Here are some general best practices to help you handle inbound webhook traffic and make it more reliable:

  1. Use a Dedicated Endpoint: It is advisable to establish a distinct endpoint for the URL of Bevy webhook to ensure that the incoming data does not interfere with any other processes.

  2. Authentication and Security:

    • Verify Secret: Bevy webhook includes a secret that is sent in the headers of the incoming request. Use this header to verify that the request is coming from a trusted source.
    • Use HTTPS: Ensure that your webhook endpoint uses HTTPS to encrypt data in transit. This is enforced by Bevy and only HTTPS URLs are allowed.

  3. Retry Mechanism:

    • Bevy will keep retrying sending the payload for the next 48 hours if you don't send back an HTTP 200 OK response.
    • Initial Delay: The first retry occurs after a fixed initial delay (10 minutes).
      Subsequent Delays: For each subsequent retry, the delay increases exponentially. It gets longer by 10 minutes each time you try again (20 minutes for the second attempt, 30 minutes for the third, and so on) Here’s the general formula for the delay (in minutes) for the n-th retry: Delay(n)=Initial Delay×2(n−1)
    • During this time, the latest update to the data will be added to the data that the webhook is getting.
    • If the bulk option is enabled, all the latest updates for the pending records will be used. The number of the bulk has a maximum of 500 elements at a time, after which a new POST will be sent with the rest of the pending record. Otherwise, If the bulk option is not enabled (the default), you'll receive one record per POST.

  4. Acknowledge Receipt:

    • Acknowledge receipt of the webhook as soon as possible, typically with an HTTP 200 OK response. This lets the webhook provider know that you successfully received the data.
    • Note that Bevy will consider any response with a status code greater than or equal to 400 as an acknowledgment, but a 200 OK response is preferred.
    • If you can't process the webhook immediately, queue it for later processing and acknowledge the receipt to avoid duplicate deliveries.
    • Bevy will wait 30 seconds for a response from the external server, failing otherwise.

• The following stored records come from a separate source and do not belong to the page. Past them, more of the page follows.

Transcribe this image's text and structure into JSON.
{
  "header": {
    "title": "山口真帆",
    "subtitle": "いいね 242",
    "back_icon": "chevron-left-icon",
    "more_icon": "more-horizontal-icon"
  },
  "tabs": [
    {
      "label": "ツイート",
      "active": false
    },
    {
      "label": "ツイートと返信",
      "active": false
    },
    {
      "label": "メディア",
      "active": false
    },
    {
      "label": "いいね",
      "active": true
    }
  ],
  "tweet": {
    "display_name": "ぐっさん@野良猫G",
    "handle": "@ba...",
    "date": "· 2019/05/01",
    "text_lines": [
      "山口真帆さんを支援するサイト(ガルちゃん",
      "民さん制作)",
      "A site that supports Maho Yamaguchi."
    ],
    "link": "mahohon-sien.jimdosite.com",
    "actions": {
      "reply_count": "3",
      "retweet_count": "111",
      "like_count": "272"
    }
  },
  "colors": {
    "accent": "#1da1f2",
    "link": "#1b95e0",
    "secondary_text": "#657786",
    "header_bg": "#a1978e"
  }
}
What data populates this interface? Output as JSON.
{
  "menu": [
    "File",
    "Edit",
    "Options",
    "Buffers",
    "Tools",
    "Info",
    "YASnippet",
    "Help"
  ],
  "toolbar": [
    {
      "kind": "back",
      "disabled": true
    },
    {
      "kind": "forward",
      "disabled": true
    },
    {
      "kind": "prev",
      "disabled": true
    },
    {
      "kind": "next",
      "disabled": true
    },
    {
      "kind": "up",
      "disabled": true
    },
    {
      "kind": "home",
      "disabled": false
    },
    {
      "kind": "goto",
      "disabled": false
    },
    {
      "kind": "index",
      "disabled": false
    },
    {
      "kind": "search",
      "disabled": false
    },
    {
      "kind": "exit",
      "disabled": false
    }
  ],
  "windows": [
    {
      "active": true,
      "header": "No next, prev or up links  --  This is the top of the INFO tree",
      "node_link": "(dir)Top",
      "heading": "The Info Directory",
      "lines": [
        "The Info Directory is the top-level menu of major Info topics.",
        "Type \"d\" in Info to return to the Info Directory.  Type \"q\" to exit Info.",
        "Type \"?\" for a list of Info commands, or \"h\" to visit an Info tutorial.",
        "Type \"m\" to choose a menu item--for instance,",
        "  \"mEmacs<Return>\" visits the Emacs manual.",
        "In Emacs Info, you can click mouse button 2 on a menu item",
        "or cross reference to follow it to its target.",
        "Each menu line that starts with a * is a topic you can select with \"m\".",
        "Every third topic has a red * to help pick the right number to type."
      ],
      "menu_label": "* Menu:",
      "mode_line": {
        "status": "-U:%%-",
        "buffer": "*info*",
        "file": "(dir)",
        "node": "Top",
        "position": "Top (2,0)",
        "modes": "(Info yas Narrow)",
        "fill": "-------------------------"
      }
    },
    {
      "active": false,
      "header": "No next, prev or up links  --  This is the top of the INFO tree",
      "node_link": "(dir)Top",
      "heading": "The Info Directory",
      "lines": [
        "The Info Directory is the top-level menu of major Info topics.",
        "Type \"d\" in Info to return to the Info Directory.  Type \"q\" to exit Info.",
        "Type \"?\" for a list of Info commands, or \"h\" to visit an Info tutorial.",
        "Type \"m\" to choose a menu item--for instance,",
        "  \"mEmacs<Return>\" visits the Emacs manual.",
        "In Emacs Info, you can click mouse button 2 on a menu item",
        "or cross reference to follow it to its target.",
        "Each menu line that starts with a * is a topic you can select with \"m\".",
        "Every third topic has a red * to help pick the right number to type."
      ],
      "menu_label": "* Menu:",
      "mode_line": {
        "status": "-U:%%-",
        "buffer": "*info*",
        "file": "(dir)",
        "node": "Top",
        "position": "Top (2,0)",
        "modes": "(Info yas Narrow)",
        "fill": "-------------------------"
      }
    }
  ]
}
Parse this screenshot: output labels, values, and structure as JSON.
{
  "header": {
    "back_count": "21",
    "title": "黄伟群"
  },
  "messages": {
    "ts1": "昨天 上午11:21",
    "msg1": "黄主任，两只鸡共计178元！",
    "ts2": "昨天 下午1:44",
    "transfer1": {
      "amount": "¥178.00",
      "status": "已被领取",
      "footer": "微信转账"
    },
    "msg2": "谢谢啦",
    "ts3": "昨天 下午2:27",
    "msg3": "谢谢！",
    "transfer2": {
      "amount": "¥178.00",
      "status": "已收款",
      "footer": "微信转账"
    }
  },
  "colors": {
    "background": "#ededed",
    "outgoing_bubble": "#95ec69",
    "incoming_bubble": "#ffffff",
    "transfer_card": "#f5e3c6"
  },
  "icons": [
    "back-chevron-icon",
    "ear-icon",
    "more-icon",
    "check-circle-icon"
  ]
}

  5. Logging and Monitoring:

    • Implement extensive logging to track incoming webhook requests and your system's responses.
    • Set up monitoring and alerting to detect and respond to any issues with webhook processing.

  6. Rate Limiting and Throttling:

    • Implement rate limiting and throttling to prevent abuse and protect your system from excessive webhook requests.
    • A good way to avoid blocking inbound endpoints on your server is to queue the inbound payload for later processing.

  7. Error Handling:

    • Define how your application handles errors. Notify appropriate parties if webhook processing fails repeatedly.

  8. Data Validation:

    • Validate the incoming data to ensure it conforms to your expected format and contains all required fields.

By following these best practices, you can create a robust and reliable system for consuming inbound webhook traffic from Bevy while maintaining the security and integrity of your application. Remember that the specific implementation details may vary depending on your technology stack and the requirements of your webhook integrations.